Day-glo and cat videos, scantily clad girls and 8-bit, surveillance video and artificial intelligence. When piled into a blender, the result is something called The New Aesthetic (NA). The tumblr of the same name describes it as a “research project” by the indefatigable and lovably nerdy James Bridle. At its heart is the idea that machines and the “network” have personalities, beings trying to reach us as the digital spills into the physical world. Infatuated with the way computers say “hi,” it is clear that Bridle really, really loves these new beings. As a result, his twitter feed is made up of spambots. Beyond this earnest feeling that made us feel good while watching “Flight of the Navigator” are the same feelings that gave the pre-digital world the heebie-jeebies when they witnessed the bloodless brutality of “Tron.”

In  both cases, NA has armed many artists with a new vocabulary of images to draw on and use to comment on the world. Azealia Banks brought a lot of those elements together in her “Atlantis” video, drawing on backgrounds that look stolen from a ‘94 pirate videogame and a handful of “Jaws” references, set over stuttering beats. Brought to this level, NA seems like a rehashing stuff from the 80’s and 90’s in interesting ways.

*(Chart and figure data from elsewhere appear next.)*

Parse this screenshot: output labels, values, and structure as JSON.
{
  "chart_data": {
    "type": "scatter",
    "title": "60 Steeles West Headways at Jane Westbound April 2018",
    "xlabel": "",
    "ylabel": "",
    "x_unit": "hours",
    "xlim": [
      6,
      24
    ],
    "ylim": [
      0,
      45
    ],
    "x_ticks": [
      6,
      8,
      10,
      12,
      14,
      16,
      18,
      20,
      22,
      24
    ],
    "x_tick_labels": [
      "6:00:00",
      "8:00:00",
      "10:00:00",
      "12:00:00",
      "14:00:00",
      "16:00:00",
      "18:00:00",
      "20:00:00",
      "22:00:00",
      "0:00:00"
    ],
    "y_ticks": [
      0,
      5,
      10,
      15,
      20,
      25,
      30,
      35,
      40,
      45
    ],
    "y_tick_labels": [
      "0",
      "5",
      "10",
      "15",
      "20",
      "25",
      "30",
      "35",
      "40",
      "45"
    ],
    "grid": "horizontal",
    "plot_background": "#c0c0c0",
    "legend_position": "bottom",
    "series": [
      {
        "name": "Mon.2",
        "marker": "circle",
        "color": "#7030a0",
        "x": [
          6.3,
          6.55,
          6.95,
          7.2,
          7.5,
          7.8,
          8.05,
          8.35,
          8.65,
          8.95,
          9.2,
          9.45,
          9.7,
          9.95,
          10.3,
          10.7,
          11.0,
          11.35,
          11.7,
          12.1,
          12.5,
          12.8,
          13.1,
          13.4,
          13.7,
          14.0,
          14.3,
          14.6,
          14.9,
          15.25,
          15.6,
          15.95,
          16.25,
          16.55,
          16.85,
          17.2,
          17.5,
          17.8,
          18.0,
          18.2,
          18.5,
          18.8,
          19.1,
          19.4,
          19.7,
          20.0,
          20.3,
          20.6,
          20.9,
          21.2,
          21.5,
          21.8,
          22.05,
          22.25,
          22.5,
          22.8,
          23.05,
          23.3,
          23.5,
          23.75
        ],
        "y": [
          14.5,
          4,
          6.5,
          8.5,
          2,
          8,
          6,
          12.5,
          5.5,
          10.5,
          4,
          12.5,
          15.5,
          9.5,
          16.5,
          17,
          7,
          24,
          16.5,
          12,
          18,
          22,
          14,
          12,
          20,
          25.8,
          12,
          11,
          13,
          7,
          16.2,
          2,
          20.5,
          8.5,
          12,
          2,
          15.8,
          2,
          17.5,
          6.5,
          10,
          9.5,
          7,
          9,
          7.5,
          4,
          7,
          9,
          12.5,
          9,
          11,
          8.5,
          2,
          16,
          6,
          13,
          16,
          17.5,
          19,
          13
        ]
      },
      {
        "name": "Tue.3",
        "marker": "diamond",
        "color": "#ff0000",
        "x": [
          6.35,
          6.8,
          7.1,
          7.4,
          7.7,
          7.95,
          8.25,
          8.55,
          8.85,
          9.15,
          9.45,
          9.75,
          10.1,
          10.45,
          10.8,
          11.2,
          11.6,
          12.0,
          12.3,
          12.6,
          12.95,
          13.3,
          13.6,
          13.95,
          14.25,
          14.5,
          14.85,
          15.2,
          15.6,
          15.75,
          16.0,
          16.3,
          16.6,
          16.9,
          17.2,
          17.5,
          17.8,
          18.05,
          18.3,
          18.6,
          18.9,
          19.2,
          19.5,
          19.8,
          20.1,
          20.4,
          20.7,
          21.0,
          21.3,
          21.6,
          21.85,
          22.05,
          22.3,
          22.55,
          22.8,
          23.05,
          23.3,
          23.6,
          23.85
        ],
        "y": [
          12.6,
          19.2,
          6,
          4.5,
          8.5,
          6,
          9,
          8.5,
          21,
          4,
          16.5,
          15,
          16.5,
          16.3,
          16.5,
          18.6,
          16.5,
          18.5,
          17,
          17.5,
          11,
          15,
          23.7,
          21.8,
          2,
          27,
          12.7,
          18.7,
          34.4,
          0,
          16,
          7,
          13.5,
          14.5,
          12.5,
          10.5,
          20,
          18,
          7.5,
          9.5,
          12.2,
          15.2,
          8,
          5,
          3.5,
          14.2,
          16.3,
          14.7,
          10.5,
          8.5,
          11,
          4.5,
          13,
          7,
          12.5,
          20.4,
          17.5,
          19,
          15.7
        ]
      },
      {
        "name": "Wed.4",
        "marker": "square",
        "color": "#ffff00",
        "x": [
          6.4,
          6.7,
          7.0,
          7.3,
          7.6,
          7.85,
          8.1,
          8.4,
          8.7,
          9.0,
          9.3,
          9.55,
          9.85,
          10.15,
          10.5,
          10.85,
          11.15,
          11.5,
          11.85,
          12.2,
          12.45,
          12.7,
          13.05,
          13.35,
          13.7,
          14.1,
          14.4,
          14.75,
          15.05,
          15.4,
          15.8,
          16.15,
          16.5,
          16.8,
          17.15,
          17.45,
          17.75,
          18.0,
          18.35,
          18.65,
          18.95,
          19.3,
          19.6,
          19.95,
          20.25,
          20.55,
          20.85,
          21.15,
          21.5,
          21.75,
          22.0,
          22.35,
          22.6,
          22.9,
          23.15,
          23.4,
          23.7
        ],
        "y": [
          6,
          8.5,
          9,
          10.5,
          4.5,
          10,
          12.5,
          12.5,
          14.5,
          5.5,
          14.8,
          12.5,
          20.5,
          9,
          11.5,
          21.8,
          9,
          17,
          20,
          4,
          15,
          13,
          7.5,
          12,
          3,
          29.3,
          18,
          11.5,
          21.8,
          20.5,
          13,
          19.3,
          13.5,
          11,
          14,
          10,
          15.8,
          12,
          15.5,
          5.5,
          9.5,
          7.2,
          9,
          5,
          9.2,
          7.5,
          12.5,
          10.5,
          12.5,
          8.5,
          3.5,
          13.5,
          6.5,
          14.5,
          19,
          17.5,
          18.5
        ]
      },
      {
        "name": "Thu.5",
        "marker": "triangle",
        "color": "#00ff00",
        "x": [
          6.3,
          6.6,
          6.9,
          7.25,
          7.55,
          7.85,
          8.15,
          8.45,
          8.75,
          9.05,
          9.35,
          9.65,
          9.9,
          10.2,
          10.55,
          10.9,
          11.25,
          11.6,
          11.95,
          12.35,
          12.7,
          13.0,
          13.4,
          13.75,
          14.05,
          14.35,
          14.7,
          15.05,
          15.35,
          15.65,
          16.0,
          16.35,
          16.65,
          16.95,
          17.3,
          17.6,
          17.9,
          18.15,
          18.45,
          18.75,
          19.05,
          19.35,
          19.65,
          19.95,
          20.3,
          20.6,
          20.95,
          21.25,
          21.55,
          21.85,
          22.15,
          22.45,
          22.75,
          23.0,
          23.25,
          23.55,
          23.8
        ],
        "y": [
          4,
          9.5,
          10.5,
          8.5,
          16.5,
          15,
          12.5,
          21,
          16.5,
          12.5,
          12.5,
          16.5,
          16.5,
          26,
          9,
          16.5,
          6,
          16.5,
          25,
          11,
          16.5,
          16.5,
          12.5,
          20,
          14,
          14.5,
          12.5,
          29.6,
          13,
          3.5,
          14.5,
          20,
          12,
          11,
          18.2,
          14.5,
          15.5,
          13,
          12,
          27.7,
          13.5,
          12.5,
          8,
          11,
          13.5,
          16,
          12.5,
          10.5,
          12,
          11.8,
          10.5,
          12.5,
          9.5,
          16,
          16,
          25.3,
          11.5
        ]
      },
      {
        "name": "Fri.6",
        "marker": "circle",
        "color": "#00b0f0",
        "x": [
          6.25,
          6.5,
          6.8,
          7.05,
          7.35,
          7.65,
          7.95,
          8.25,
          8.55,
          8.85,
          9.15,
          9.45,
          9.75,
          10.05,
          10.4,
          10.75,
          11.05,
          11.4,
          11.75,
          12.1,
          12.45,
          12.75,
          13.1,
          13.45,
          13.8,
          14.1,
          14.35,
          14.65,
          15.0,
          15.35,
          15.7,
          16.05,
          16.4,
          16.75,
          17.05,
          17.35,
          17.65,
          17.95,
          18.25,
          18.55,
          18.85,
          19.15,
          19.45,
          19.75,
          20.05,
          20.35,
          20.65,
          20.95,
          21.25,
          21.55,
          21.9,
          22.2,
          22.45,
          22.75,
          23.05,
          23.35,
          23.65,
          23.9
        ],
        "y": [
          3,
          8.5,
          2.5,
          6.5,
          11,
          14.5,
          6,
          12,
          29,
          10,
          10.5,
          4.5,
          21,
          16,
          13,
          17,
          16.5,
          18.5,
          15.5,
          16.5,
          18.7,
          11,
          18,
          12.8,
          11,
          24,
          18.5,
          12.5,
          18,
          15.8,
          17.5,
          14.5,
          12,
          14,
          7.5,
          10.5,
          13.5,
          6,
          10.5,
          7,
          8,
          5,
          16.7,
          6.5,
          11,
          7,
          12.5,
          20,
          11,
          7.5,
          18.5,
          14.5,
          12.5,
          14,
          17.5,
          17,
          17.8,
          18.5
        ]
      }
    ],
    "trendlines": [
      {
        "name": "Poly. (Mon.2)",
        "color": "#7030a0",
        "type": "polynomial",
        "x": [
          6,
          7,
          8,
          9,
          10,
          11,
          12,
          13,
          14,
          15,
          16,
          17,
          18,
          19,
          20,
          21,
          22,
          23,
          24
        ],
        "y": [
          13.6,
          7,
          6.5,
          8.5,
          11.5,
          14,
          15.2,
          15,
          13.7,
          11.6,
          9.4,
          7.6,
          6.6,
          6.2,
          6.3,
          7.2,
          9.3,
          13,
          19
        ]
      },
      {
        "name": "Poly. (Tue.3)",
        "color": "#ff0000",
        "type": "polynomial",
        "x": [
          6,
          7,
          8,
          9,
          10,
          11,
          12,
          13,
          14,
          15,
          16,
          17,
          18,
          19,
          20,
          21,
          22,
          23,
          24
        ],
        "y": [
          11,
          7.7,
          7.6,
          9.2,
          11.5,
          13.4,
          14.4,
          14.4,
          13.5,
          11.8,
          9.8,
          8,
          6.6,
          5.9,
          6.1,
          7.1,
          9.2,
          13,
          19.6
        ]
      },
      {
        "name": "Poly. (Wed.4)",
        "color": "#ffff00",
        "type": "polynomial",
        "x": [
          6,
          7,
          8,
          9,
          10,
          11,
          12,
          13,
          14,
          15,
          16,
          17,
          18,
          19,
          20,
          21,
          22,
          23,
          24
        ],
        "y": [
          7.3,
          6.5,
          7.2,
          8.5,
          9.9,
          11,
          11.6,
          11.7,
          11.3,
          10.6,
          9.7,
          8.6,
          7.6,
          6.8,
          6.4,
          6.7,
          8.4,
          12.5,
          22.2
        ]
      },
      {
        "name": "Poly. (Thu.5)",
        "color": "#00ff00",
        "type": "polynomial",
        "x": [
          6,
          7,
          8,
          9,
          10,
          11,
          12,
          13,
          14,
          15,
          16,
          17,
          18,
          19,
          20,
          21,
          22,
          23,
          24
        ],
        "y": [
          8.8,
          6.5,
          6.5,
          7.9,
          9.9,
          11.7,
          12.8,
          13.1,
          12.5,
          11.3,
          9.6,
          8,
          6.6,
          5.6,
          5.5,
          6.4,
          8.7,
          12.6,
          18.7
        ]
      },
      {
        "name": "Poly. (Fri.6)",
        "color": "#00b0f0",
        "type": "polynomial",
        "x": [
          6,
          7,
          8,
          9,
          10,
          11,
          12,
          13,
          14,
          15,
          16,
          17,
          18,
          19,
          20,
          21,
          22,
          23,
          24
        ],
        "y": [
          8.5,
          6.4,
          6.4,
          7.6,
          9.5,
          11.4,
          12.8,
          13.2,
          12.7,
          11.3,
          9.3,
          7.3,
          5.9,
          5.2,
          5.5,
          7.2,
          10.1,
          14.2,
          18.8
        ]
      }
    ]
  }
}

Carla Gannis, a digital artist in her own right, wrote that “A movement cannot merely catalogue what currently exists, it is defined by the future(s) it envisions,” and maybe that is where she and many others start to miss the point. Just as those practitioners of the New Aesthetic understand the melding of life on- and off-line, they also don’t feel the need to respect the proper way to run an artistic movement. Ryan Trecartin’s artworks (video) and Code/Space (Academic Book) can sit comfortably beside Rihanna’s last SNL performance (music) and James Bridle’s “A Ship Adrift” (website) and all speak the same language. NA isn’t an art movement. More than anything, NA feels like a fashion trend that has taken over all parts of culture at the same time. The idea that the digital world is spilling over into the physical world is as old as computers, and it is now finding it’s way into everything.

What does this ad up to? We all have no idea. Gannis wants a coherent statement of purpose, and she’ll never get one. Here’s why: the thing is everywhere, and there is no reigning it in. The New Aesthetic, as Bruce Sterling points out in his watershed essay on NA, “We’re surrounded by systems, devices and machineries generating heaps of raw graphic novelty. We built them, we programmed them, we set them loose for a variety of motives, but they do some unexpected and provocative things.” NA speaks to a lot of people because it is the reaction to a world intimately connected to the network. The whole thing can and never will be a “movement,” because it’s really a trend showing us how some people see the world we live in today.

For a generation of people raised on “Flight of the Navigator” all the way to those who grew up with “The Matrix,” the New Aesthetic Speaks their language. At it’s bit-driven heart, NA just wants to be liked, and it’ll keep popping up all over the place until it is.